Stunde um Stunde wird die Lage komplizierter. Erst hat Donald Trump die Zölle erhöht, nun senkt der aktuelle US-Präsident sie. Im Bestreben, die Inflation zu verlangsamen, plant das Weiße Haus, die Einfuhrzölle auf Lebensmittel aus mehreren lateinamerikanischen Ländern zu senken. Wie sollte der US-Dollar darauf reagieren? Wenn er seit dem Unabhängigkeitstag gefallen ist, warum würde der USD-Index jetzt nicht steigen? Ein weiteres Rätsel für Investoren, die ohnehin schon genügend Sorgen auf dem Forex-Markt haben, während der Herbst langsam zu Ende geht.
Die entscheidende Frage lautet: Warum schwächt sich der US-Dollar ab, obwohl die Wahrscheinlichkeit für eine Senkung des Leitzinses im Dezember sinkt? Normalerweise passiert das Gegenteil. Solche Derivatsignale lösen in der Regel Verkäufe in EUR/USD aus – aber diesmal nicht. Warum? Es scheint, als vertraue der Markt seinen Ohren mehr als seinen Augen. Alternative Daten deuten auf eine Abkühlung des Arbeitsmarktes und eine Beschleunigung der Inflation hin, doch die Investoren ziehen es vor, auf offizielle Statistiken zu warten.
Entwicklung der US-Inflation

Die "falkenhafte" Rhetorik der Federal Reserve lässt die Möglichkeit offen, die Kreditkosten Ende 2025 zu senken. Derivate bewerten die Wahrscheinlichkeit derzeit mit fünfzig zu fünfzig—ein Rückgang gegenüber 72% noch vor einer Woche. Niedrigere Wahrscheinlichkeiten belasten die Aktienindizes. Theoretisch sollte ein Rückgang des S&P 500 den US-Dollar stärken. In der Praxis ist dies jedoch nicht der Fall gewesen.
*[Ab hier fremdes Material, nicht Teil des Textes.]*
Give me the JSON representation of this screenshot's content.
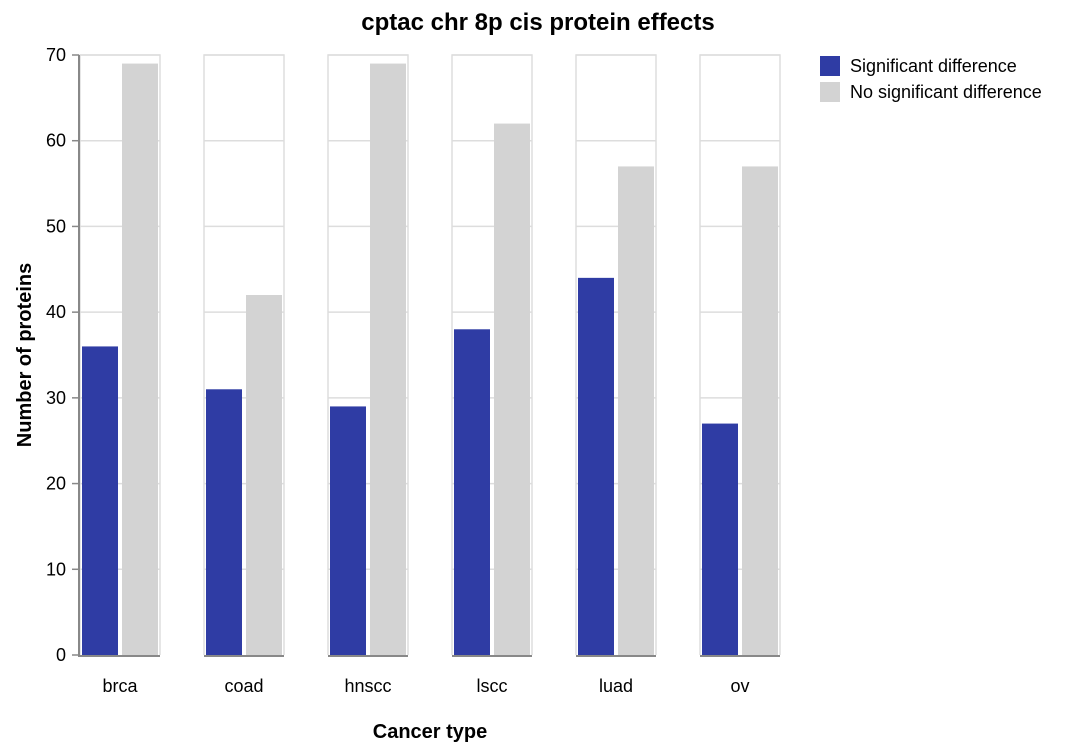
{
  "chart_data": {
    "type": "bar",
    "title": "cptac chr 8p cis protein effects",
    "xlabel": "Cancer type",
    "ylabel": "Number of proteins",
    "categories": [
      "brca",
      "coad",
      "hnscc",
      "lscc",
      "luad",
      "ov"
    ],
    "series": [
      {
        "name": "Significant difference",
        "color": "#2f3ca4",
        "values": [
          36,
          31,
          29,
          38,
          44,
          27
        ]
      },
      {
        "name": "No significant difference",
        "color": "#d3d3d3",
        "values": [
          69,
          42,
          69,
          62,
          57,
          57
        ]
      }
    ],
    "ylim": [
      0,
      70
    ],
    "yticks": [
      0,
      10,
      20,
      30,
      40,
      50,
      60,
      70
    ],
    "grid": true,
    "legend_position": "top-right"
  }
}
Der Greenback verhält sich wie ein Risiko-Asset und fällt zusammen mit dem US-Aktienmarkt. Der USD-Index steht unter Druck aufgrund von Gerüchten, dass die Federal Reserve bald ihr Programm zum Ankauf von Vermögenswerten wieder aufnehmen könnte. Die Kreditmarktzinsen sind aufgrund von Liquiditätsengpässen gestiegen, und die Zentralbank ist darüber nicht erfreut. Eine Verlagerung hin zu einer Bilanzausweitung wäre ein bullischer Faktor für das EUR/USD-Paar.
Entwicklung der Fed-Zinsen vs. Kreditmarktzinsen

Laut einer Umfrage von ING glauben 40% der Investoren, dass der Euro im Jahr 2026 meist im Bereich von $1,20–1,25 gehandelt wird. Weitere 36% erwarten einen Kurs von $1,15–1,20. Nur 2% sehen die Gemeinschaftswährung über $1,25 steigen, während 4% einen Rückgang unter $1,10 prognostizieren. ING selbst prognostiziert einen EUR/USD-Kurs von 1,22, gestützt durch fiskalische Anreize und ein beschleunigtes BIP-Wachstum in der Eurozone.
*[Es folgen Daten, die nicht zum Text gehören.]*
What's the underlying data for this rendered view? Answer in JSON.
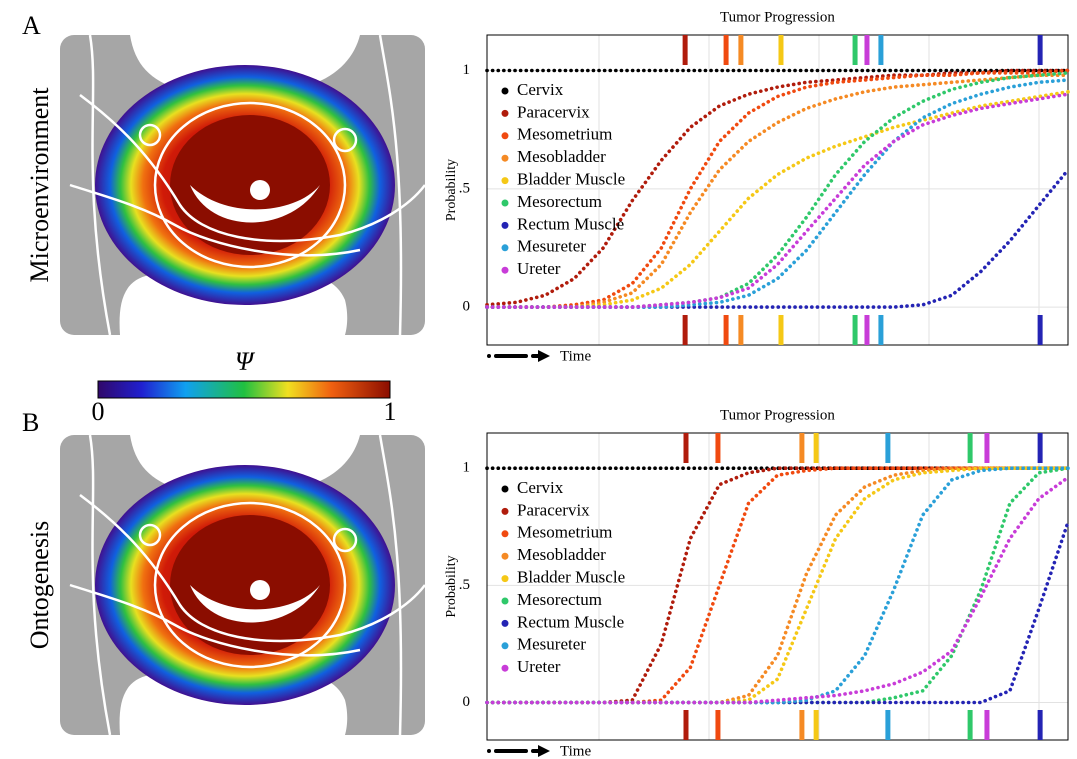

Validus Risk Management argumentiert, dass der US-Dollar überbewertet ist, selbst nach seinem 10%igen Rückgang in der ersten Jahreshälfte. Das Unternehmen glaubt, dass Donald Trump bald seine Druckausübung auf die Fed erneuern wird, um die Zinsen aggressiv zu senken. Schwindendes Vertrauen in den Greenback, befeuert durch die Angriffe des US-Präsidenten auf die Zentralbank, könnte den Aufwärtsdruck auf EUR/USD stärken.

Im Gegensatz dazu erwartet die Bank of America, dass der USD-Index von seinem aktuellen Niveau aus steigen wird, da der Dollar empfindlicher auf Zinssätze reagiert und die Märkte das Ausmaß der geldpolitischen Expansion der Fed überschätzt haben.
Aus technischer Sicht zeigt das tägliche EUR/USD-Diagramm eine Rückkehr zum fairen Wert von 1,1625. Es hat sich eine Inside-Bar gebildet, die Long-Positionen bei einem Ausbruch über $1,1650 und Short-Positionen bei einem Rückgang unter $1,1605 ermöglicht.